It is all systems go for 1,058,699 candidates writing their final national senior certificate (NSC) exams next week despite Covid-19 challenges.
This was announced by Umalusi, the quality council for general and further education and training, at a briefing on Friday morning on the state of readiness to administer the 2020 national examinations.
The council’s CEO Dr Mafu Rakometsi said in the past few months, public and independent assessment bodies have worked hard to ensure that their examination systems comply with Umalusi’s policy and directives regarding the administration, management and conduct of NSC examinations.
“The council has granted approval to private and public assessment bodies to administer the combined June and November 2020 national examinations for the NSC. The advent of the Covid-19 pandemic has resulted in a peculiar academic year in which assessment bodies were compelled to reschedule their mid-year national examinations to November,” Rakometsi said.
There are 729,867 full and part-time candidates who were meant to write their exams in November while there are 161,099 full and part-time candidates who were meant to write their exams in June and 167,733 part-time candidates for amended senior certificates.
Rakometsi said the exams will be written at 1,406 examination centres across the country and marking will be conducted at about 215 marking centres.
“The Independent Examination Board has registered 13,201 NSC candidates who will write at 246 examination centres and the South African Comprehensive Assessment Institute has registered 2,871 part-time candidates who will write at 72 centres across the country,” Rakometsi said.

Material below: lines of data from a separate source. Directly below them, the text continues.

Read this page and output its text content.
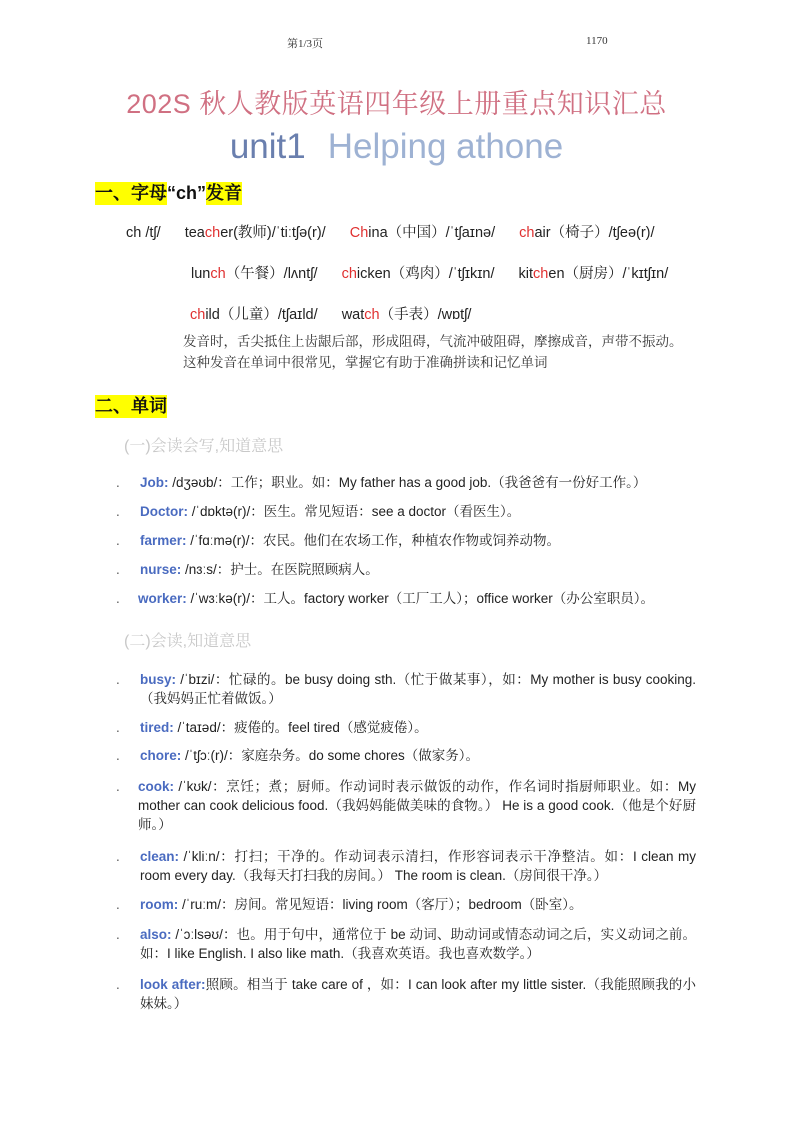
第1/3页	1170
202S 秋人教版英语四年级上册重点知识汇总
unit1 Helping athone
一、字母“ch”发音
ch /tʃ/ teacher(教师)/ˈtiːtʃə(r)/ China（中国）/ˈtʃaɪnə/ chair（椅子）/tʃeə(r)/
lunch（午餐）/lʌntʃ/ chicken（鸡肉）/ˈtʃɪkɪn/ kitchen（厨房）/ˈkɪtʃɪn/
child（儿童）/tʃaɪld/ watch（手表）/wɒtʃ/
发音时，舌尖抵住上齿龈后部，形成阻碍，气流冲破阻碍，摩擦成音，声带不振动。这种发音在单词中很常见，掌握它有助于准确拼读和记忆单词
二、单词
(一)会读会写,知道意思
. Job: /dʒəʊb/：工作；职业。如：My father has a good job.（我爸爸有一份好工作。）
. Doctor: /ˈdɒktə(r)/：医生。常见短语：see a doctor（看医生）。
. farmer: /ˈfɑːmə(r)/：农民。他们在农场工作，种植农作物或饲养动物。
. nurse: /nɜːs/：护士。在医院照顾病人。
. worker: /ˈwɜːkə(r)/：工人。factory worker（工厂工人）；office worker（办公室职员）。
(二)会读,知道意思
. busy: /ˈbɪzi/：忙碌的。be busy doing sth.（忙于做某事），如：My mother is busy cooking.（我妈妈正忙着做饭。）
. tired: /ˈtaɪəd/：疲倦的。feel tired（感觉疲倦）。
. chore: /ˈtʃɔː(r)/：家庭杂务。do some chores（做家务）。
. cook: /ˈkʊk/：烹饪；煮；厨师。作动词时表示做饭的动作，作名词时指厨师职业。如：My mother can cook delicious food.（我妈妈能做美味的食物。） He is a good cook.（他是个好厨师。）
. clean: /ˈkliːn/：打扫；干净的。作动词表示清扫，作形容词表示干净整洁。如：I clean my room every day.（我每天打扫我的房间。） The room is clean.（房间很干净。）
. room: /ˈruːm/：房间。常见短语：living room（客厅）；bedroom（卧室）。
. also: /ˈɔːlsəʊ/：也。用于句中，通常位于 be 动词、助动词或情态动词之后，实义动词之前。如：I like English. I also like math.（我喜欢英语。我也喜欢数学。）
. look after:照顾。相当于 take care of ，如：I can look after my little sister.（我能照顾我的小妹妹。）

He said this year Umalusi had adopted a risk management based (RMB) approach as its strategy to evaluate the level of preparedness of assessment bodies to conduct the NSC examinations.
“As part of the RMB approach, Umalusi focuses on the following eight areas to fulfil its quality assurance of assessment mandate. The eight areas are management, registration of candidates and examination centres, school based assessment, printing, packaging and distribution of question papers, conduct of examinations, marker selection, appointment of marking personnel, systems for the capturing of marks and management of examination irregularities,” Rakometsi said.
Rakometsi said Umalusi does not advocate for the downgrading or trimming down of the quality examinations, in particular tinkering with the content of question papers.